Dieses Manöver wiederholte sich einmal über das andere zum ungeteilten Vergnügen des Hofes. Und auch jetzt, als die Mamsell von ihrem Kopenhagener Ausflug zurückkehrte, sah sie, als sie ihr Zimmer betrat, daß der Stuhl fehlte. Sie hatte sich ja wohl diese Möglichkeit gedacht, hatte aber doch bis zum letzten Augenblick gehofft, daß der Verwalter endlich zur Vernunft gekommen wäre.
»Hum!« sagte sie, »ist der Mensch nun doch hier drin gewesen!«
Ihre Vertraute, die Leuteköchin Sörine, die mit dem Koffer vom Wagen draußen kam, konnte ein boshaftes Grienen nicht unterdrücken.
»Hä, ja! er holte den Schmied und ließ die Tür aufbrechen!«
»Der Schafskopf,« sagte die Mamsell. »Ob der nie zu Verstand kommen wird! ... Ist sonst was passiert?«
»Nee.«
»Die Frau ist nicht hier unten gewesen und hat geschnüffelt?«
»Nee.«
»Und die Mädels?«
»Nee ...«
Sörine hatte begonnen rings um ihre Herrschaft herumzugehen und sie von oben bis unten bewundernd zu mustern, und jetzt entfuhr es ihr:
»Wie sieht die Mamsell doch schön aus in den Sachen!«
»Ja ... Und jetzt soll das Schuften wieder losgehen.«
Sörine schnüffelte in der Luft umher.
»Und wie die Mamsell bloß riecht!«
»Ja, .. Aber geh' nun an deine Arbeit; ich komme, wenn ich die Kleider gewechselt habe.«
Sörine ging. Es war sechs Uhr. Bald Abendbrotzeit.
Mamsell Helmer begann sich des Reisestaates zu entledigen. Sie nahm langsam, gleichsam widerstrebend, Stück für Stück von ihrem Körper ab, bis sie vollständig nackt dastand – groß, prachtvoll und blendend weiß. Sie schnüffelte in der Luft umher, wie vorher Sörine.
All das Parfüm, mit dem er sie immer begoß ... Und nun sollte man hier umhergehen und nach Molken und Torfqualm riechen!
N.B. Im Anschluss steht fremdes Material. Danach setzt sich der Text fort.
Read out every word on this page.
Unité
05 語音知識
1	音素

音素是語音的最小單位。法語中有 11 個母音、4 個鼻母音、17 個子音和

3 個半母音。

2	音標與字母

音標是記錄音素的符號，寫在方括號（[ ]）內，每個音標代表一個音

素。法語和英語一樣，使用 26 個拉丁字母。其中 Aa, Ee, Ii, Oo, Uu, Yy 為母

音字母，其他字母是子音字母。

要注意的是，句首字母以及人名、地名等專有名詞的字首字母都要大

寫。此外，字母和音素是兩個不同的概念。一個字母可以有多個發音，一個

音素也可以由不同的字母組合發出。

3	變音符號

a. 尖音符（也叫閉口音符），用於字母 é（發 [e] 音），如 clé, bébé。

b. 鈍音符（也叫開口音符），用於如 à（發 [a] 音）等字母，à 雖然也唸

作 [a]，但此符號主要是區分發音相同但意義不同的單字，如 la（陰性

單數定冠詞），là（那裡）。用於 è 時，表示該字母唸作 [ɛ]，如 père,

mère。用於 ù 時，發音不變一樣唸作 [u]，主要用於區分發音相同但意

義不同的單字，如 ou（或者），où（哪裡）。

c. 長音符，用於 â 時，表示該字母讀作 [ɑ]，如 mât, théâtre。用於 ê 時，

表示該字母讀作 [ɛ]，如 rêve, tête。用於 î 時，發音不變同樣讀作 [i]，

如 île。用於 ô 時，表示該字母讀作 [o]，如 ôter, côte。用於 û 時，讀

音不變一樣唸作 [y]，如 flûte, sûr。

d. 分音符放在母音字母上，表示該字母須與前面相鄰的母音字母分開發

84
Sie ordnete die Sachen sorgfältig und legte sie fort. Dann nahm sie ein Hemd aus grobem Flachsleinen und die andern Alltagskleider hervor ... Da klopfte es plötzlich hart an die Tür. »Hier wird niemand hereingelassen!« sagte sie, aber erschrocken war sie nicht.
Die Tür wurde geöffnet und der Verwalter zeigte sich, groß, breitschultrig und schwarzbärtig.
»Was willst du? Warte draußen, bis ich ein paar Kleider auf dem Leibe habe!«
Aber er trat ganz ein, und den Schlüssel drehte er hinter sich im Schloß um.
»Hach,« lachte sie höhnisch und begann ruhig ihr Hemd anzuziehen.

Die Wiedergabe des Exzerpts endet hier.